|VOLKSWAGEN GOLF ALLTRACK 2.0 TDI 4MOTION|
|The story: The new Golf range is expanded further with the new Alltrack version, the only Golf Estate outside the high-performance R model to get all-wheel drive, as well as raised ground clearance to give a faux-crossover appearance|
|Key rival:||Toyota Corolla Trek|
Volkswagen’s new Golf range continues to grow, this time with a range-topping Alltrack version that bridges the gap between the regular estate and SUVs such as the T-Roc. It has increased ground clearance over the Golf, and a more off-road look, thanks to the bespoke bumpers front and rear, chrome strips down the side and around the front grille, plus as a neat lighting bar across the nose that other Golfs don’t get.
On the inside, the most expensive Golf Estate (at least until the R performance wagon model arrives) improves on the R-Line specification with three-zone climate control and an array of safety kit.
The Alltrack comes with the 200hp version of VW’s 2.0-litre TDI diesel engine, and is the only model in the estate range
to go above 150hp. It emits 147g/km of CO2, compared to a maximum of 123g/km in the 150hp diesel.
That extra punch and all-wheel drive traction are the main reasons to go for the Alltrack, given the fact it costs almost £4500 more than the next most costly Golf Estate, although it does look slightly smarter than a common-or-garden version, thanks to the various visual adornments.
But it struggles a little in a company car context, even against the limited direct estate competition, which amounts to
the two-wheel drive and faux-off-roader style of the Ford Focus Active and Toyota Corolla Trek, or the Skoda Octavia Estate, which can offer all-wheel drive but no extra styling details.
The Focus’s emissions of 134g/km for an admittedly less powerful 150hp diesel give it a three-band BiK advantage, while the Corolla’s hybrid system puts it another two lower at 121g/km.

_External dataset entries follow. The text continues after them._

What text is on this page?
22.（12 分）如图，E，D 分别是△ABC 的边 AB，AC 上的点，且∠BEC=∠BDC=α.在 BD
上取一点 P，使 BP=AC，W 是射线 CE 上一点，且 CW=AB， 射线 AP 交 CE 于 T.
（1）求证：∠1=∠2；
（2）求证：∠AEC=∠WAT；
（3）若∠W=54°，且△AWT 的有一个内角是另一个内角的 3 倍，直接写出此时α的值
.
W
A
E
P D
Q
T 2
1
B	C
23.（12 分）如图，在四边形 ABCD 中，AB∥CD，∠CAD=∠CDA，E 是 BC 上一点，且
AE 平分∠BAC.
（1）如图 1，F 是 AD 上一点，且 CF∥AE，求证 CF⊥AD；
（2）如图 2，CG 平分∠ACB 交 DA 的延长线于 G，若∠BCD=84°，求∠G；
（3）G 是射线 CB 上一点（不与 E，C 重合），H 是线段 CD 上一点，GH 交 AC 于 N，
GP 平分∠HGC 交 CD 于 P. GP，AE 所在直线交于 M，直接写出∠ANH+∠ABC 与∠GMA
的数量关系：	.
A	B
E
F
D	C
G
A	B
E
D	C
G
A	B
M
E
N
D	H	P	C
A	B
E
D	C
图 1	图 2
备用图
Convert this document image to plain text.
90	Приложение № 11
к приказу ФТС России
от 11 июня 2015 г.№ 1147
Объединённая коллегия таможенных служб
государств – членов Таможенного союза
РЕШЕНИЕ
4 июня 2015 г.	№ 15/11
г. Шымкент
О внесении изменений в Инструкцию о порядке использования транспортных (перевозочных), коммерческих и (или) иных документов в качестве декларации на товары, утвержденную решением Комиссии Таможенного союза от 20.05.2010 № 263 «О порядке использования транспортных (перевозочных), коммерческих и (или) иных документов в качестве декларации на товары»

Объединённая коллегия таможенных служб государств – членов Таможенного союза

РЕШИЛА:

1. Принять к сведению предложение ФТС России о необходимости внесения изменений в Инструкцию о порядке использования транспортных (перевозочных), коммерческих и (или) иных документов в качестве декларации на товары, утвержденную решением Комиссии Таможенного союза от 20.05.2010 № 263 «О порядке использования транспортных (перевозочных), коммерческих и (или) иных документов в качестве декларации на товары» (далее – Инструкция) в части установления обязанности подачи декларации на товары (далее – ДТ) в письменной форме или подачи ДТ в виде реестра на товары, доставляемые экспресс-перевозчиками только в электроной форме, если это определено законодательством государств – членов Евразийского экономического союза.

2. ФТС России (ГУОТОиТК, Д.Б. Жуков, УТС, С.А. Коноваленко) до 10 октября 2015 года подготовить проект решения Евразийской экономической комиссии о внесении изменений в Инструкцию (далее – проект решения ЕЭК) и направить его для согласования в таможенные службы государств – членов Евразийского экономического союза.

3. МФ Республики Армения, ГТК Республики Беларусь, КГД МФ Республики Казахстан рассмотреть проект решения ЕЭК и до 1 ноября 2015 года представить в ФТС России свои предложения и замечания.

Neither are as big and practical as the Golf though, but
both are also significantly cheaper, making for a big difference in monthly BiK.
This means the Golf’s cost-per-mile figure gives it a tricky case to justify. If you want a more powerful four-wheel-drive diesel Golf Estate that looks slightly better than the regular one, then if definitely ticks those boxes. But if your needs are wider-spread, then it looks like an expensive choice.